Another part of the program dedicates $6 billion for street safety, $4 billion for highway safety and hundreds of millions for behavioral research into traffic hazards.

“Unfortunately, many roads are not designed to ensure safe travel at safe speeds for everyone, especially the most vulnerable road users,” Stephanie Pollack, the Federal Highway Administration’s deputy administrator, said in a statement.

Funding for the National Roadway Safety Strategy would come from the $1.2 trillion bipartisan infrastructure package President Joe Biden signed into law in November.

About $550 billion of the package would be spent on roads, bridges, electric car charging stations and zero-emission vehicle technology.

Other safety technology that could eventually qualify for funding includes autonomous vehicle systems that interact with cameras, radar and global positioning satellites to remotely control vehicles.
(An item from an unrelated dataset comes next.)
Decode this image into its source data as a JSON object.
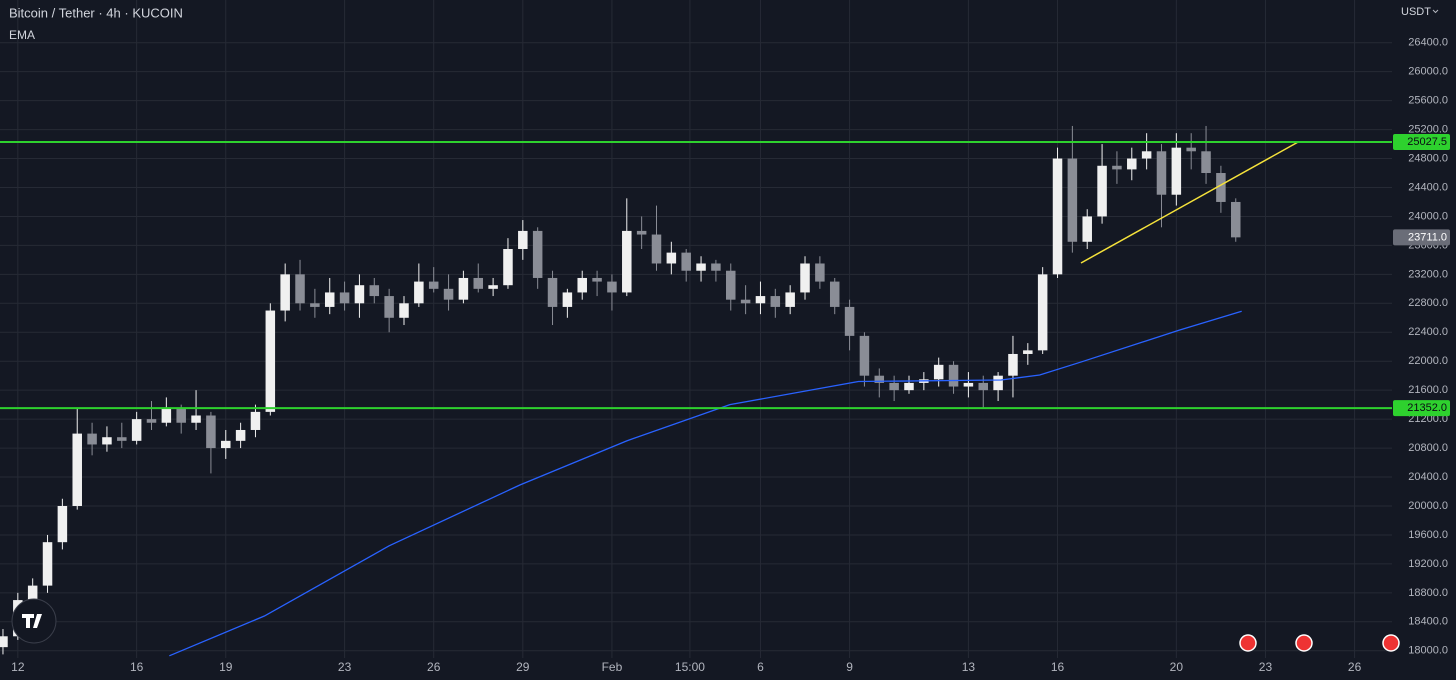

In addition, manufacturers are improving driver safety alert systems that sound alarms when motorists’ eyes leave the roadway.

The calls to action from federal transportation officials are being echoed at the state level, where fatalities have increased markedly in the past two years.

In New Jersey, there were 690 people killed in traffic crashes in 2021, the highest rate since 2007. Pedestrian and cyclist death tolls also rose.

“While the state does engage in multiple efforts to improve road safety and reduce deaths and serious injuries of vulnerable road users, it’s time to acknowledge that what has been done so far is not working,” Janna Chernetz, deputy director of the New Jersey area’s Tri-State Transportation Campaign, said in a statement.

Ohio’s traffic deaths in 2021 increased to 1,360, up from 1,230 a year earlier. The 2021 traffic death toll was the highest for Ohio since 2002.

The Missouri State Highway Patrol reported similar figures with 1,013 traffic fatalities in 2021, the first time the toll topped 1,000 since 2006.

The U.S. Government Accountability Office tried to explain reasons for higher traffic fatalities in a report released last week.

“It’s not clear yet why there have been more fatalities on the road over the past two years. According to preliminary research by NHTSA, people who continued to drive during the pandemic may have engaged in riskier behavior including speeding, failure to wear seat belts, and driving under the influence of alcohol or other drugs,” the Government Accountability Office reported in a blog posting.